My favorite word is No. I say it with relish. At dinner parties, at negotiate-your-own-salary meetings, at the moment someone asks if they can “pick my brain over coffee.”
(I contain multitudes. One of them is unapologetic.)
Here’s what most writers get wrong about building an online community: they think hospitality means an open door with no lock. Every comment approved. Every tangent entertained. Every stranger who wanders in demanding a response gets one.
That’s not community. That’s a hostage situation.
The Emotional Truth About Comments
You started a blog because you had something to say. Somewhere along the way, “having something to say” morphed into “monitoring what everyone else says about what you said.” The tail wags the dog. You spend your creative hours, the hours that should be reserved for your best thinking, moderating, deliberating, and responding.
It doesn’t feel like a choice. It feels like obligation. You worry that ignoring a comment is rude, that deleting one is censorship, that setting boundaries is inhospitable.
(Deep breath. None of that is true.)
A blog comment policy is not a wall. It’s a doorframe. It defines the shape of the conversation you’re willing to host, which is an act of respect, for your readers and for your own time.
The Conversational Perimeter (Your Framework)
I call it the Conversational Perimeter: a written document that establishes, in plain language, what you welcome, what you won’t tolerate, and how your community works.
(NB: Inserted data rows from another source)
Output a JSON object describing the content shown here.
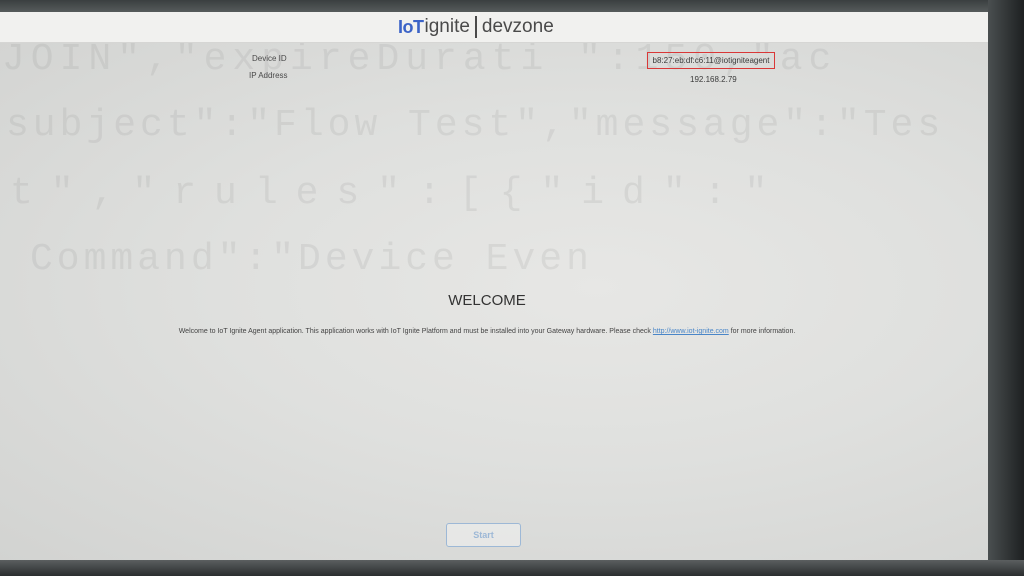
{
  "app": {
    "logo_mark": "IoT",
    "logo_word": "ignite",
    "logo_suffix": "devzone"
  },
  "watermark": {
    "line1": "JOIN\",\"expireDurati  \":150,\"ac",
    "line2": "subject\":\"Flow Test\",\"message\":\"Tes",
    "line3": "t\",\"rules\":[{\"id\":\"",
    "line4": "  Command\":\"Device Even"
  },
  "device_info": {
    "device_id_label": "Device ID",
    "ip_address_label": "IP Address",
    "device_id_value": "b8:27:eb:df:c6:11@iotigniteagent",
    "ip_address_value": "192.168.2.79"
  },
  "welcome": {
    "title": "WELCOME",
    "text_before_link": "Welcome to IoT Ignite Agent application. This application works with IoT Ignite Platform and must be installed into your Gateway hardware. Please check ",
    "link_text": "http://www.iot-ignite.com",
    "text_after_link": " for more information."
  },
  "actions": {
    "start_label": "Start"
  },
  "colors": {
    "brand_blue": "#3b63c7",
    "highlight_red": "#d93838",
    "button_border": "#9db8d6",
    "link": "#4a86c8"
  }
}
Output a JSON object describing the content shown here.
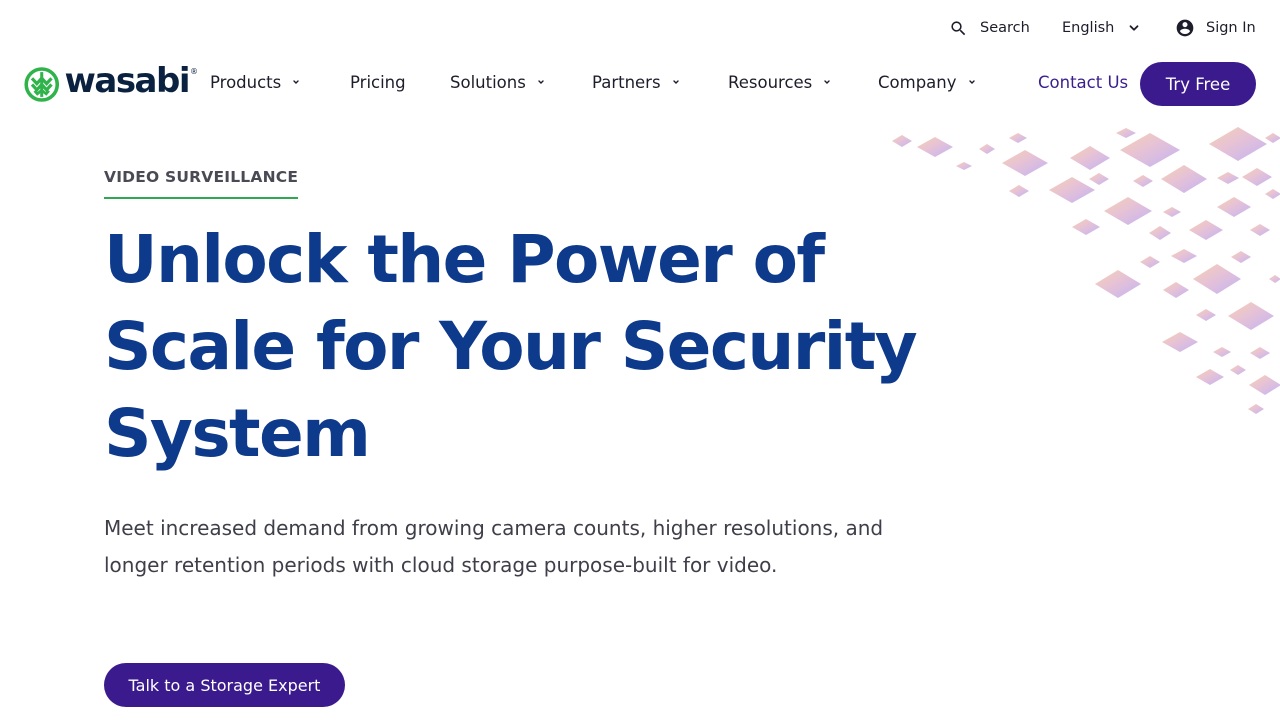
{
  "utility_bar": {
    "search_label": "Search",
    "search_icon": "search-icon",
    "language_label": "English",
    "signin_label": "Sign In",
    "signin_icon": "account-circle-icon"
  },
  "brand": {
    "name": "wasabi",
    "registered_mark": "®",
    "green": "#2fb34a",
    "navy": "#0a2240"
  },
  "nav": {
    "items": [
      {
        "label": "Products",
        "has_dropdown": true
      },
      {
        "label": "Pricing",
        "has_dropdown": false
      },
      {
        "label": "Solutions",
        "has_dropdown": true
      },
      {
        "label": "Partners",
        "has_dropdown": true
      },
      {
        "label": "Resources",
        "has_dropdown": true
      },
      {
        "label": "Company",
        "has_dropdown": true
      }
    ],
    "contact_label": "Contact Us",
    "try_label": "Try Free"
  },
  "hero": {
    "eyebrow": "VIDEO SURVEILLANCE",
    "headline_line1": "Unlock the Power of",
    "headline_line2": "Scale for Your Security",
    "headline_line3": "System",
    "lede": "Meet increased demand from growing camera counts, higher resolutions, and longer retention periods with cloud storage purpose-built for video.",
    "cta_label": "Talk to a Storage Expert"
  },
  "colors": {
    "accent_purple": "#3a1a8c",
    "headline_blue": "#0e3a8c",
    "eyebrow_underline": "#2fa84f",
    "text_dark": "#1d1d2b"
  }
}
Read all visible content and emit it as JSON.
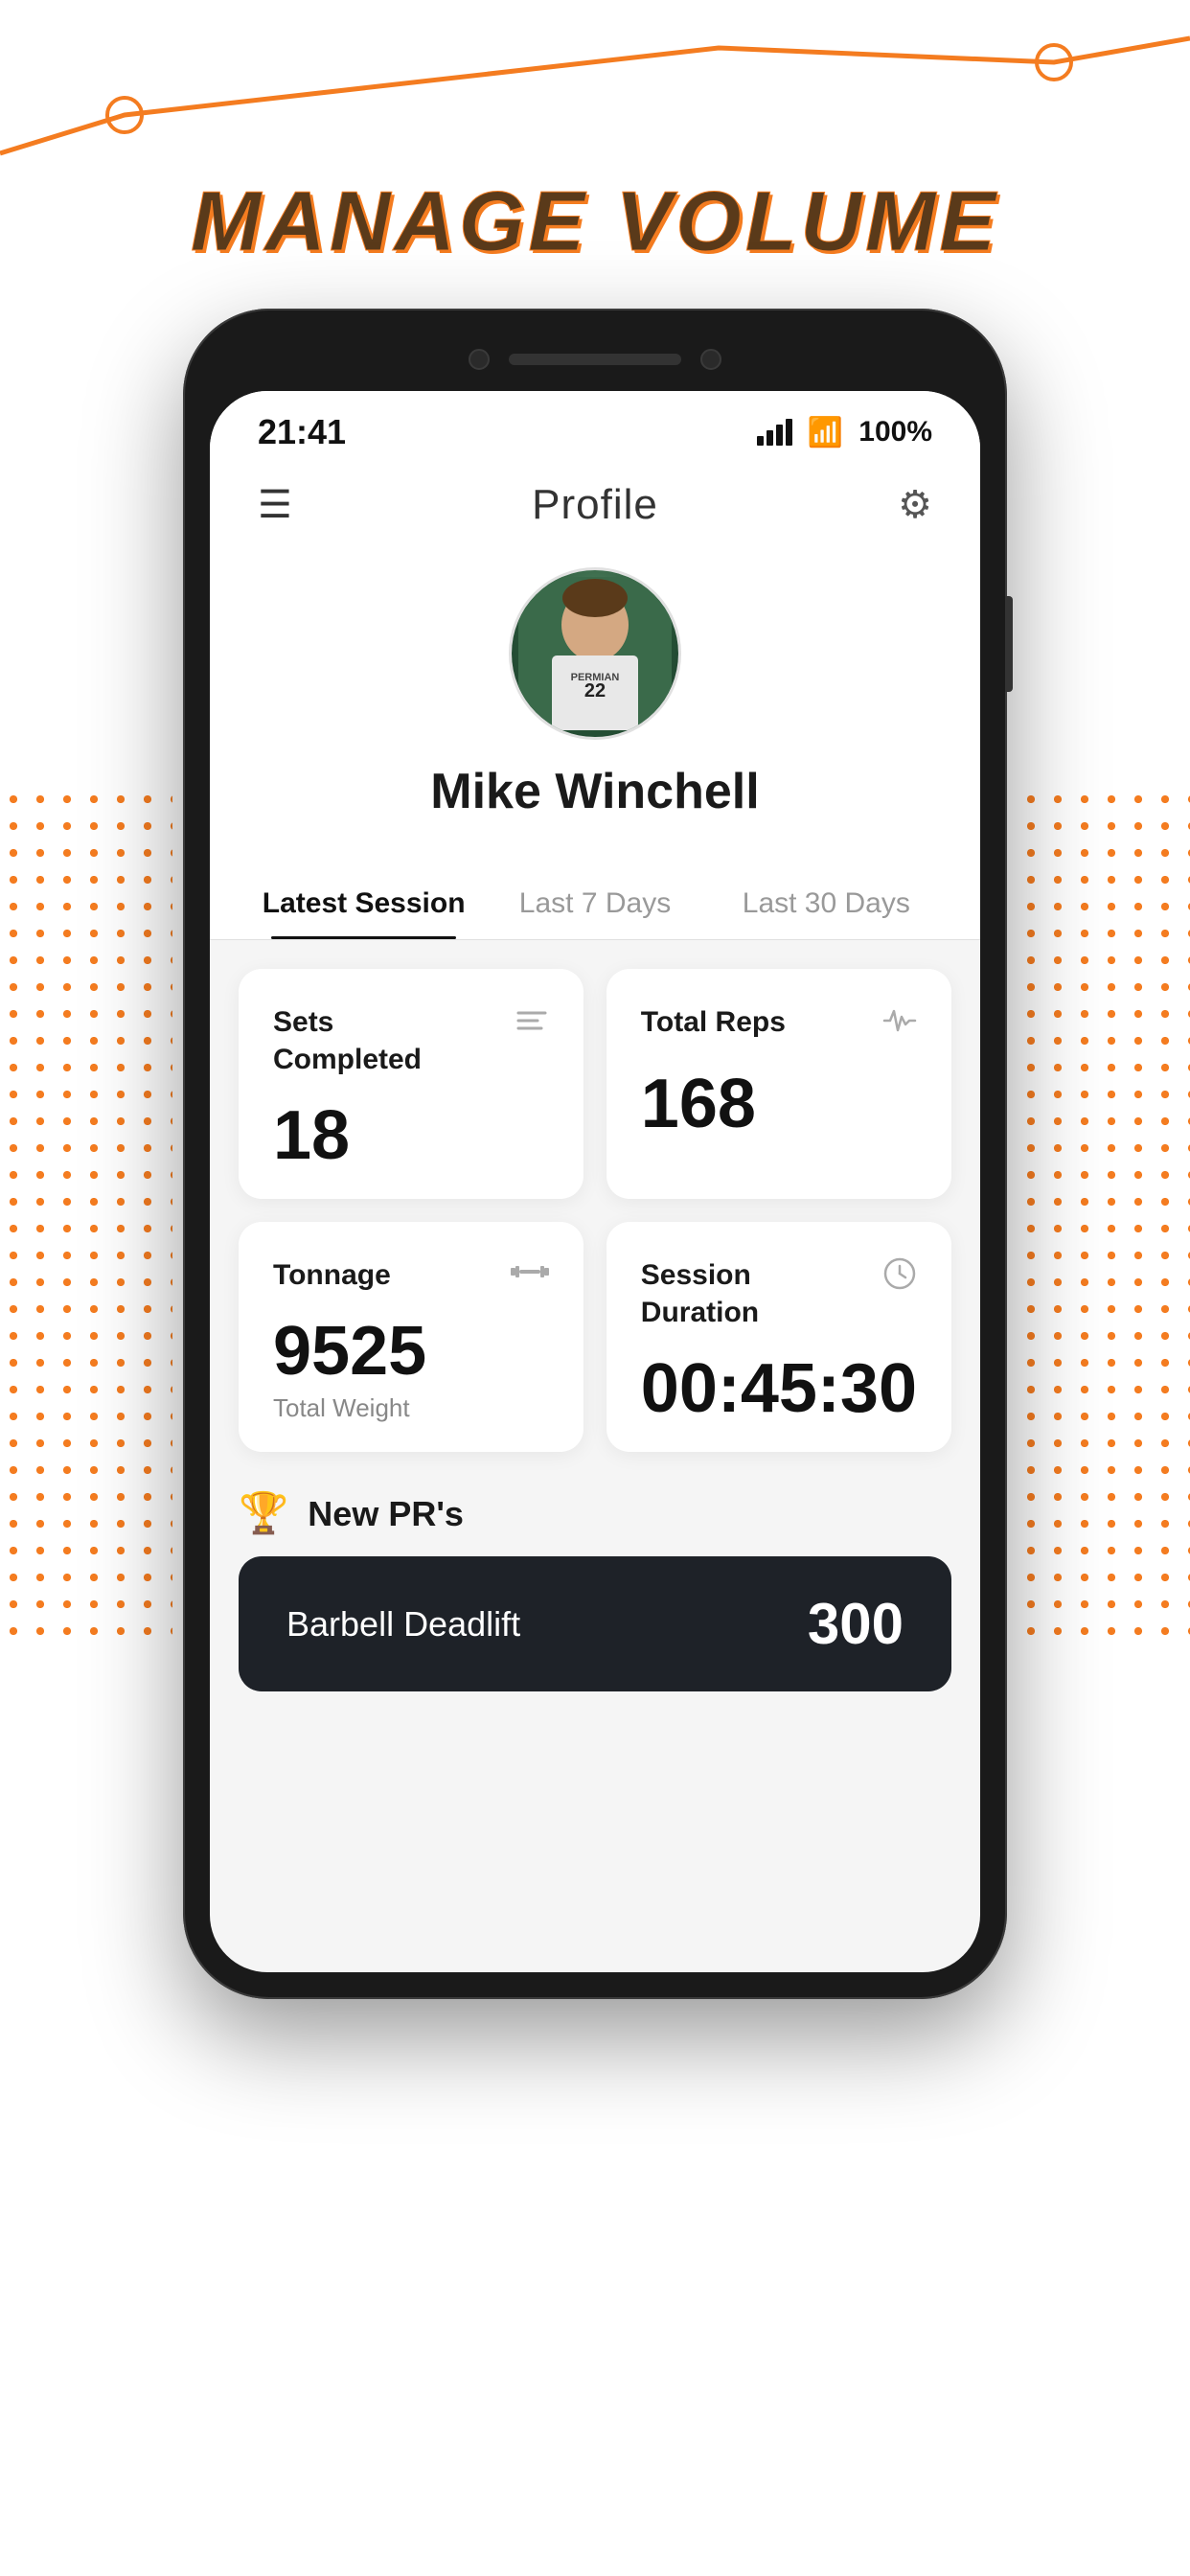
{
  "page": {
    "title": "MANAGE VOLUME"
  },
  "status_bar": {
    "time": "21:41",
    "battery": "100%"
  },
  "header": {
    "title": "Profile"
  },
  "profile": {
    "name": "Mike Winchell"
  },
  "tabs": [
    {
      "id": "latest",
      "label": "Latest Session",
      "active": true
    },
    {
      "id": "7days",
      "label": "Last 7 Days",
      "active": false
    },
    {
      "id": "30days",
      "label": "Last 30 Days",
      "active": false
    }
  ],
  "stats": [
    {
      "id": "sets",
      "label": "Sets Completed",
      "value": "18",
      "sublabel": "",
      "icon": "list-icon"
    },
    {
      "id": "reps",
      "label": "Total Reps",
      "value": "168",
      "sublabel": "",
      "icon": "activity-icon"
    },
    {
      "id": "tonnage",
      "label": "Tonnage",
      "value": "9525",
      "sublabel": "Total Weight",
      "icon": "barbell-icon"
    },
    {
      "id": "duration",
      "label": "Session Duration",
      "value": "00:45:30",
      "sublabel": "",
      "icon": "clock-icon"
    }
  ],
  "prs": {
    "section_title": "New PR's",
    "items": [
      {
        "exercise": "Barbell Deadlift",
        "value": "300"
      }
    ]
  },
  "colors": {
    "orange": "#f47c20",
    "dark": "#1e2228"
  }
}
Think of it as the house rules you’d post in a guest room. Here’s how to build one.
Zone 1: The Welcome Mat
Open warm. Your policy should begin by saying exactly what you hope comments will accomplish, thoughtful exchange, unexpected perspectives, a good joke now and then. You’re not building a courtroom. You’re building a living room.
Write something like:
“We’re glad you’re here. This space exists for real conversation about the ideas we explore each week. Before you jump in, here are a few guidelines that keep things useful for everyone.”
Zone 2: The Green Light
Name the behavior you want more of. Be specific.
- Comments that expand on the article’s premise with a new angle
- Humor that carries the conversation somewhere interesting
- Honest, constructive pushback (the kind that makes you think, not flinch)
When you articulate what good participation looks like, you implicitly invite more of it. People rise to the expectations you set.
Zone 3: The Red Line
Now name what’s off-limits. This isn’t about censorship, it’s about curation. Examples:
- Comments that restate the article without adding anything
- Off-topic rants (personal or professional)
- Threats, harassment, or cruelty
- Spam, self-promotion, or SEO-motivated link drops
Include a clear statement that you reserve the right to edit or delete comments without explanation. This isn’t authoritarian. This is your house.
Zone 4: The Fine Print
Address the details that protect your community and your business:
- Links: Be explicit. Relevant links that serve the conversation may be approved. Obvious attempts to siphon traffic will be deleted.
- Copyright: If a comment violates someone’s intellectual property, it’s gone.
- Privacy: No phone numbers, no email addresses, no personal information. This is a public space, not a contacts exchange.
The Part Nobody Tells You
Having a comment policy doesn’t just protect you from bad actors. It protects you from your own hesitation. When the rules are written down, you don’t have to deliberate every time someone crosses a line. You don’t lie awake wondering whether you were too harsh or too lenient. You simply consult your own framework and act.
The policy is a decision you make once, so you never have to make it again under pressure.
(Whether you host comments on your blog, or community on Discord, or conversation in a Slack channel, the Conversational Perimeter applies anywhere your audience gathers. The platform changes. The principle doesn’t.)
Your Move
Spend thirty minutes today drafting your own comment policy. Use whatever voice feels natural. Post it on your site or pin it in your community space. Then, and this is the hard part, enforce it. Without apology. Without over-explanation.
Your creative energy is finite. Every minute you spend agonizing over a comment that clearly violates your perimeter is a minute stolen from the work only you can do.